最终,心思还是飘进了那场最繁华也最孤清的雪里——红楼梦。芦雪广联诗,是青春热力对抗严寒的喧腾。可那“急”背后,何尝没有“盛宴必散”的隐忧?真正把“急”与“静”写到骨髓里的,是宝玉乞梅归来,“回头一看,恰是妙玉门前栊翠庵中有十数株红梅,如胭脂一般,映着雪色,分外显得精神”。那红,是静到极致里迸发出的、惊心动魄的艳。及至“落了片白茫茫大地真干净”,那便是最终的、巨大的“静”,吞噬了所有曾经喧闹无比的“急”。红楼那场雪,初看是风花雪月,细品却是急景凋年的浩叹。那雪的静,是收官,是把所有煊赫、缠绵、痴怨与不甘,统统温柔而残酷地掩埋的,一只巨大的、白色的手掌。

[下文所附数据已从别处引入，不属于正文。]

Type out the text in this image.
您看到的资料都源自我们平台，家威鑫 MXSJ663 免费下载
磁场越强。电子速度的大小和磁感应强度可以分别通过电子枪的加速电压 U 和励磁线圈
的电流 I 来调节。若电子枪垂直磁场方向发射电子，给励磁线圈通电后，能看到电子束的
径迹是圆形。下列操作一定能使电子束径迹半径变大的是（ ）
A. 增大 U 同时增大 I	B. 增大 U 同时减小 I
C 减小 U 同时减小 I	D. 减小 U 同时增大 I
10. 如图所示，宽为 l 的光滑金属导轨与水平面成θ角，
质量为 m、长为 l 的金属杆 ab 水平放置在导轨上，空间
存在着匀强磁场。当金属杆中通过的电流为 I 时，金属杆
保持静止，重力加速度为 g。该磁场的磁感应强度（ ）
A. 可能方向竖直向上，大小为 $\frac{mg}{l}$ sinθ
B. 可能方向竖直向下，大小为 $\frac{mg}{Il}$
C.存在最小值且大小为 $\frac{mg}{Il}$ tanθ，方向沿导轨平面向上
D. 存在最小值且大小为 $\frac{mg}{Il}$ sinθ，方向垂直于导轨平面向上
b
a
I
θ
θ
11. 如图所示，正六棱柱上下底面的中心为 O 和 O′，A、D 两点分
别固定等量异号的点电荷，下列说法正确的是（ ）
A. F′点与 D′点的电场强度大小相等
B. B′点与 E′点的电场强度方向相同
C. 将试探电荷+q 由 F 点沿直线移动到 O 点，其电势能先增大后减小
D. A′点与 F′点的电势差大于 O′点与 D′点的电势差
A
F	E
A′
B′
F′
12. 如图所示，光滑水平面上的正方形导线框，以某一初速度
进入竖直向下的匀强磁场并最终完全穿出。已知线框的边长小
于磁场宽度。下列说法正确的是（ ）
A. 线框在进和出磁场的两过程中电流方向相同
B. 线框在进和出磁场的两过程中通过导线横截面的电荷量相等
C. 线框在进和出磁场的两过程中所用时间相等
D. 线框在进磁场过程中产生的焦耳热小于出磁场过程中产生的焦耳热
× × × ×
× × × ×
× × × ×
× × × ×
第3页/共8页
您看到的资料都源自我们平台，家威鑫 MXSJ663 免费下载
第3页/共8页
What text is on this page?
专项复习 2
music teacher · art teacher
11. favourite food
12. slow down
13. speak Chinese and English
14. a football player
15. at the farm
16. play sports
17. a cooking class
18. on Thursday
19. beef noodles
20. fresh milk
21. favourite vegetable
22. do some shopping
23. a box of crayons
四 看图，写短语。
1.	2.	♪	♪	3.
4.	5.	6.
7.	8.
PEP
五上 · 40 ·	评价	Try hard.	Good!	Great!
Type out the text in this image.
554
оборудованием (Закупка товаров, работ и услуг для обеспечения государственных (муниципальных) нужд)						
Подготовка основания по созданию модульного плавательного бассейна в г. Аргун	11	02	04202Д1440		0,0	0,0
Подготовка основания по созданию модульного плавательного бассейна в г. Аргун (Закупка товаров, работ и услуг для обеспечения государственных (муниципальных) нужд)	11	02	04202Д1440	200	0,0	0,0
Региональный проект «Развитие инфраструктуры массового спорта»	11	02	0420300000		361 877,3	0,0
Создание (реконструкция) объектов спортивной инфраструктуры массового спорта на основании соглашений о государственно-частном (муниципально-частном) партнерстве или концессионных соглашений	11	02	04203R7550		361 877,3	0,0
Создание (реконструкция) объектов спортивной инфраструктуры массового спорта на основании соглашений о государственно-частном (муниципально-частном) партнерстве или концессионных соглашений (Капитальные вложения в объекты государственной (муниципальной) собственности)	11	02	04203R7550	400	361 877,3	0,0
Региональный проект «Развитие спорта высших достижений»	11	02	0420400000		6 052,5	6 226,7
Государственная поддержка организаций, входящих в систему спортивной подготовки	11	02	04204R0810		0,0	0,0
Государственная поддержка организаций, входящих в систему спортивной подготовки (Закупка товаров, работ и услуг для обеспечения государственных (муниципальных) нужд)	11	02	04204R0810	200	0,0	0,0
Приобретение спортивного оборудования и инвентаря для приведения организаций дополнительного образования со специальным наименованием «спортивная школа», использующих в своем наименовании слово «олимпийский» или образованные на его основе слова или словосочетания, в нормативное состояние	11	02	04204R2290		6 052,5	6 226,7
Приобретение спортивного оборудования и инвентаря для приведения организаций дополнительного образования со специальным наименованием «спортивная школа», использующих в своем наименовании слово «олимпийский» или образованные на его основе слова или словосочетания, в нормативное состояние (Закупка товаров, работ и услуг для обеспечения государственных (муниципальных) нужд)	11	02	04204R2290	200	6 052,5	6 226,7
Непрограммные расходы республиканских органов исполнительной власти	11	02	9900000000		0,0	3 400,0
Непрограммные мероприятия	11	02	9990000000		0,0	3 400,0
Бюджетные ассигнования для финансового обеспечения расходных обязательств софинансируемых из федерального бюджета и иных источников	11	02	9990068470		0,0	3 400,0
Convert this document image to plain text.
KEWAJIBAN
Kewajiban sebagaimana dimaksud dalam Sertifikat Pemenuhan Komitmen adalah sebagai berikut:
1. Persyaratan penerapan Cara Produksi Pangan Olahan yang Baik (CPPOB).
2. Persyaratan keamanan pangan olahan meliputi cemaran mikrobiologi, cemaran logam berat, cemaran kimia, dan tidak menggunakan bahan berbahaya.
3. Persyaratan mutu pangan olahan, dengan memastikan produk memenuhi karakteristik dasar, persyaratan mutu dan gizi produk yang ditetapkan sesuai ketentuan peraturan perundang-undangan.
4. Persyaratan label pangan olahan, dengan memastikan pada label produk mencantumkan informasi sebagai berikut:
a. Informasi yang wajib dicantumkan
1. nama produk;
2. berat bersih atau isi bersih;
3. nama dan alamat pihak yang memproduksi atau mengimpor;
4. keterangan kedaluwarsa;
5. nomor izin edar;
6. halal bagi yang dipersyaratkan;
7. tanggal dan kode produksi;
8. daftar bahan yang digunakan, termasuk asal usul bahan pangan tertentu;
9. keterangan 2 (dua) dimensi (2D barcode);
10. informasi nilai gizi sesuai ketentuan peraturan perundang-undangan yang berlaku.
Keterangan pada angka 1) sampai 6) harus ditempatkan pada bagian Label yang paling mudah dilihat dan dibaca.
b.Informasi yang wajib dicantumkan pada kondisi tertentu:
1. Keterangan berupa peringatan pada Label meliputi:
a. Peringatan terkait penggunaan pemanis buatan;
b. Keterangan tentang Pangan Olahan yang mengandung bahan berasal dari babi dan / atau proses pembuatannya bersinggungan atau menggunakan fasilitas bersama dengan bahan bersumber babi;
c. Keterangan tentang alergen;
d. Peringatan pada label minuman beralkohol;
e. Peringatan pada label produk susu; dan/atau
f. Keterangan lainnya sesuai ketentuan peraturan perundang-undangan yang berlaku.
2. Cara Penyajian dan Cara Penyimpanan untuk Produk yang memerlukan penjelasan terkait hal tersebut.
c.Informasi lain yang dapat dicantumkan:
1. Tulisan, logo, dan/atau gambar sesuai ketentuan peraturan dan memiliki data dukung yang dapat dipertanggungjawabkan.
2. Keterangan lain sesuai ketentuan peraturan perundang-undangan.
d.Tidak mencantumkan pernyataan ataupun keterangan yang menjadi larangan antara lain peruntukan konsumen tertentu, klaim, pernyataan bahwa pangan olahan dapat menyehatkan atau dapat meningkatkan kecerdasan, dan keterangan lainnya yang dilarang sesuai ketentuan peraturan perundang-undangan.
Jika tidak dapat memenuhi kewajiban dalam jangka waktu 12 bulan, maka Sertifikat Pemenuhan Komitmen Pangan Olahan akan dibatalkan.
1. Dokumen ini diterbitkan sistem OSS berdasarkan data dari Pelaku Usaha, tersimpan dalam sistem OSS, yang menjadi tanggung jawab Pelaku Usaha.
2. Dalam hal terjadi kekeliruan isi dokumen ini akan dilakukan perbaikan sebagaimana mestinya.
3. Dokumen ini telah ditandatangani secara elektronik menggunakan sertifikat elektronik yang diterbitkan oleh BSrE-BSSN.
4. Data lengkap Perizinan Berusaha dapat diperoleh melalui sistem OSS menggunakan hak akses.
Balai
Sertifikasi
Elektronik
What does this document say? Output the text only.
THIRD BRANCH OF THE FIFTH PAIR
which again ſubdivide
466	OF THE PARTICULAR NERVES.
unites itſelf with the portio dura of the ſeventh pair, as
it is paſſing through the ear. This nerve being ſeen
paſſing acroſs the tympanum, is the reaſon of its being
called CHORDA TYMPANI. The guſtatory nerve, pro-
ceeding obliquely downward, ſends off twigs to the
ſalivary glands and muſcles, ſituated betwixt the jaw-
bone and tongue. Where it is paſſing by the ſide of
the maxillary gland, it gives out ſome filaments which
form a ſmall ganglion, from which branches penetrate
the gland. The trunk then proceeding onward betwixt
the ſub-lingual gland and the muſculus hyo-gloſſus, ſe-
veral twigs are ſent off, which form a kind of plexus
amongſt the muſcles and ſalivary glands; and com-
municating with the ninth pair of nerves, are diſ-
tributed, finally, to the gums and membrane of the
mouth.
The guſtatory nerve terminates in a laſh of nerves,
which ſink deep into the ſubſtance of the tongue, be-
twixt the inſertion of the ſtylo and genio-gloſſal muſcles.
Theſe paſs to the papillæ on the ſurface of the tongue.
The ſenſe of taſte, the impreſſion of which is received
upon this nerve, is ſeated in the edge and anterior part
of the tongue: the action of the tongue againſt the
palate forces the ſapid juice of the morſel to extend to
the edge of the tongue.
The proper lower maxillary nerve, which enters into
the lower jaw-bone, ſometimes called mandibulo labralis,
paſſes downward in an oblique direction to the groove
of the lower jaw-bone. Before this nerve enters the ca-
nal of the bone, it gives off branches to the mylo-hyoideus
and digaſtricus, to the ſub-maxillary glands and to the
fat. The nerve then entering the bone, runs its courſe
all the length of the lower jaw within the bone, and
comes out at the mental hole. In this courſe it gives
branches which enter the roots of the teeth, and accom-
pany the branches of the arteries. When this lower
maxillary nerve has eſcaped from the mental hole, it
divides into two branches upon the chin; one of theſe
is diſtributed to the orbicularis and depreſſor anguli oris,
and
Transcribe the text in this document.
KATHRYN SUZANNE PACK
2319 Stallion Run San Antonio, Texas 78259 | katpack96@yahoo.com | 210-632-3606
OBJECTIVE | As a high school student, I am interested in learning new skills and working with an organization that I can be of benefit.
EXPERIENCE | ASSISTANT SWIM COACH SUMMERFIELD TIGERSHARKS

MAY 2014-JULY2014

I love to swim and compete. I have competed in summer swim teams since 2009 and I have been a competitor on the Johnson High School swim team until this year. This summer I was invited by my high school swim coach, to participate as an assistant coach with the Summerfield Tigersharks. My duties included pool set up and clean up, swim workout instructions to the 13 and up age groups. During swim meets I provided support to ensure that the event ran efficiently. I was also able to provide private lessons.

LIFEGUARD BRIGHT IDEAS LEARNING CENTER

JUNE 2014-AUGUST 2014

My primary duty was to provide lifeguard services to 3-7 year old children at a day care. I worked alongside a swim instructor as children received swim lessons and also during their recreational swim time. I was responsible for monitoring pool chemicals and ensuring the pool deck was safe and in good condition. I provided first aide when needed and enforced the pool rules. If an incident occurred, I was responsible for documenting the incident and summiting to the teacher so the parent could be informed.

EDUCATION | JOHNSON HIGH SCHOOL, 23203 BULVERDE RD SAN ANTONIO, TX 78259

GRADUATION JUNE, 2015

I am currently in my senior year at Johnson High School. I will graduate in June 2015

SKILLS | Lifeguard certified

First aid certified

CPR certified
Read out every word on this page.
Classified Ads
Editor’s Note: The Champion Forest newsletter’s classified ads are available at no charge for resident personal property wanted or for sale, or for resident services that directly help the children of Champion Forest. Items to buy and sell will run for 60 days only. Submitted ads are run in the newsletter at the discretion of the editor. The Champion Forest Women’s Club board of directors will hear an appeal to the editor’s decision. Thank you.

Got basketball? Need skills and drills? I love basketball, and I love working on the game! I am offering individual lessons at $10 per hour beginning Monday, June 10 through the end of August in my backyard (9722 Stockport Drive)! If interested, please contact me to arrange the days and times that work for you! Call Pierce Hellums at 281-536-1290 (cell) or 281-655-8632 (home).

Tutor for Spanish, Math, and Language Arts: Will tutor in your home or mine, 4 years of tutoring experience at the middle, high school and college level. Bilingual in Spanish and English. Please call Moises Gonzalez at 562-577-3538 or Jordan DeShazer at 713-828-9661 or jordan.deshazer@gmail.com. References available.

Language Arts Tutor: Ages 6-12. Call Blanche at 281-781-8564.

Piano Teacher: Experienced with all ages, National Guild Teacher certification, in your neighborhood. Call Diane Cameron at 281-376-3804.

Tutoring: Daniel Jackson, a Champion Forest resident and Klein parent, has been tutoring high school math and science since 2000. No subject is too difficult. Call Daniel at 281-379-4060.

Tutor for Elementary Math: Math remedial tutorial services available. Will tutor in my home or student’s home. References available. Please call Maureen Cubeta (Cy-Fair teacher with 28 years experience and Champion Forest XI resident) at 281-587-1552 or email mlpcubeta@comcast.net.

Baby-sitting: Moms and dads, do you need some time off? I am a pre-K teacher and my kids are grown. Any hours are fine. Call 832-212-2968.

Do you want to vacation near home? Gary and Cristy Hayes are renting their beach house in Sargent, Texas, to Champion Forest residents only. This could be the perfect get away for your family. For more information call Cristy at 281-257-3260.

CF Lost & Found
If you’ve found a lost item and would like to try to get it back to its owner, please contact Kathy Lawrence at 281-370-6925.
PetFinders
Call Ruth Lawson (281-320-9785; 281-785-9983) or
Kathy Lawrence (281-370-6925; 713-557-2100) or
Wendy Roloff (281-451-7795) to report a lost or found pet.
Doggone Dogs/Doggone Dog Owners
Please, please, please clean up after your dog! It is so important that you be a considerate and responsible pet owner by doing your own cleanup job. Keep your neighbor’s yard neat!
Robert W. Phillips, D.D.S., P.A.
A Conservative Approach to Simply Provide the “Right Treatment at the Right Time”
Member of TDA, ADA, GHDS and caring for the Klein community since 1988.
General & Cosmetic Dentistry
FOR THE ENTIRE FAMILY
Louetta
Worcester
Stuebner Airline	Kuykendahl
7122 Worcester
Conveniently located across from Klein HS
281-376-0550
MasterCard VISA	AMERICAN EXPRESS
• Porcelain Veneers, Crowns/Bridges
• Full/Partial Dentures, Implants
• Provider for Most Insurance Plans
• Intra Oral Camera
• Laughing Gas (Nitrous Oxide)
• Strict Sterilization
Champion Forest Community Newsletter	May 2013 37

小狗的叫声把我拽回现实。它玩够了,正用湿漉漉的鼻子碰我的脚踝。我抱起它,它把冰凉的小脑袋搁在我肩上。往回走时,身后的雪地上,只剩我的一串脚印,和小狗蹦跳的痕迹相互交错。

忽然明白,为什么古往今来,文人墨客独独爱写雪。林冲的雪,是绝境里的幡然一动;玄德访贤的雪,是清寂中的一线天光;取经人的雪,是幻象下的真实磨难;而大观园的雪,则是盛宴必散的最终提醒。雪是白的,却能照见人心里最浓烈的色彩:求生的红,取暖的黄,江山的黑,以及青春那不可复制的姹紫嫣红。它又是最公平的,落在金銮殿上,也落在茅草屋前;覆盖巍峨群山,也填平坎坷沟壑。

雪让世界慢下来,静下来,归于一种最原始的单纯。在这单纯里,人更容易看见自己,也看见天地。我的小狗看见的,或许只是陌生的冰凉与好玩;而我看见的,是它撒欢时,天地间那一点点活泼泼的、不肯被寒冷驯服的生趣。这生趣,与林冲枪尖的寒意、玄德望贤的焦切、唐僧踏冰的谨慎、宝玉手中的红梅,并无高下。都是生命,在无边无际的白里,努力发出的一点声音,留下的一点痕迹。

回到家,给小狗擦脚。它安静地趴着,肚子一起一伏。窗外的雪,还在不紧不慢地下着,从容,静谧,仿佛已下了千年,还要再下千年。它覆盖过梁山,飘洒过隆中,冻凝过通天河,装饰过芦雪广,如今,也落在我的窗前,落在小狗昨夜梦呓的屋檐。

这雪,从来就不只是雪。它是时间的粉末,是历史的留白,是所有热闹与冷寂的最终证人。而我们,与书中那些身影一样,都不过是这苍茫里,一粒偶然被照亮的、微微发热的尘埃。